Arenda Haasnoot (born 28 March 1973) is a Dutch theologian and preacher in the Protestant Church in the Netherlands (PKN). From 2007 to 2010 she was the Vice Chairman of the General Synod, the supreme governing body of the PKN. She is currently preacher at the Reformed Church, Rijnsburg.

Haasnoot has published a book titled Neem je plaats in meaning "Take your place" in which she has explained her personal quest for the place which God has ordained her. She tells people to attend church, giving practical guidelines.

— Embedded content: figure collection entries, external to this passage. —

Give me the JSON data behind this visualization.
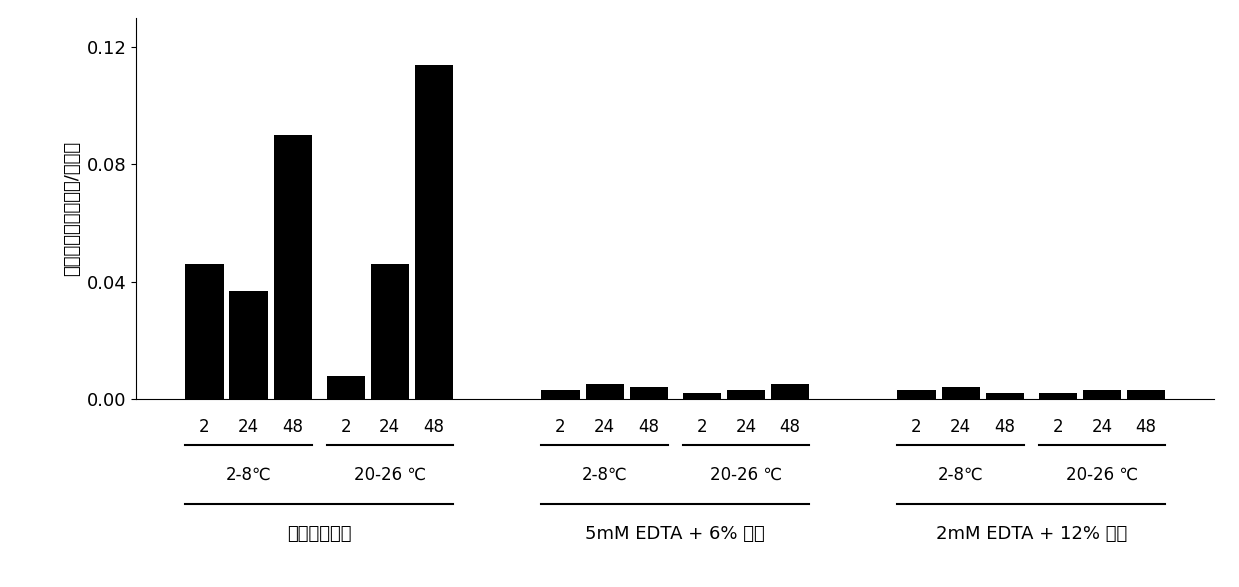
{
  "bar_values": [
    0.046,
    0.037,
    0.09,
    0.008,
    0.046,
    0.114,
    0.003,
    0.005,
    0.004,
    0.002,
    0.003,
    0.005,
    0.003,
    0.004,
    0.002,
    0.002,
    0.003,
    0.003
  ],
  "bar_color": "#000000",
  "ylabel": "蛋白质分解酶（单位/毫升）",
  "ylim": [
    0,
    0.13
  ],
  "yticks": [
    0.0,
    0.04,
    0.08,
    0.12
  ],
  "time_labels": [
    "2",
    "24",
    "48",
    "2",
    "24",
    "48",
    "2",
    "24",
    "48",
    "2",
    "24",
    "48",
    "2",
    "24",
    "48",
    "2",
    "24",
    "48"
  ],
  "temp_labels": [
    "2-8℃",
    "20-26 ℃",
    "2-8℃",
    "20-26 ℃",
    "2-8℃",
    "20-26 ℃"
  ],
  "group_labels": [
    "磷酸盐缓冲液",
    "5mM EDTA + 6% 甘油",
    "2mM EDTA + 12% 甘油"
  ],
  "background_color": "#ffffff"
}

==Early life and education==
Haasnoot was born on 28 March 1973 in Leiden, Netherlands. She grew up in Katwijk in a religious family. After attending the local grammar school, she studied and trained to be a nurse but subsequently studied theology from 1993 to 1995 at the University of Leiden. In 2002 she successfully studied for her doctorate in theology at the University of Amsterdam.

==Clergy career==
Haasnoot started her religious career in 2000 as a trainee minister at the Reformed Church of The Hague-East. From 2001 to 2003 as a member of the clergy, she worked at the Reformed Church of 's Gravenmoer (sharing the task with her husband) and as a consultant at the Protestant Church Dongen-Rijen during 2003–2004. Between 2004 and 2012 she worked for the Reformed Church of Geldermalsen.

She also held positions such as member of the General Synod from 2005–2007, Board member St. Evangelical Werkverband during 2006–2007, Vice-president of the General Synod of the Protestant Church in the Netherlands from 2007 to 2011, Board member of Alpha Course Netherlands from 2009 and also currently its chairman. Her approach to religious discourse is "my heart is there where I could help further in the faith, or where I can bring people into contact with the core, namely that they need Christ in their lives." At the pulpit of the synod of the Protestant Church she said, "This is my calling. Here I am in my place."

In the Xnoizz Flevo festival held in August 2007 for four days in the open air in Bussloo, Netherlands, which attracted more than 10,000 young people, Haasnoot was one of the speakers who talked on the subjects of "faith, God, politics and sexuality".

==Family==
She married Rev. Jeroen Tiggelman in 1998. They have five children: Elise (born in 1998), Timo and Jesse (born in 2002) and Luke and Rebecca (born in 2011).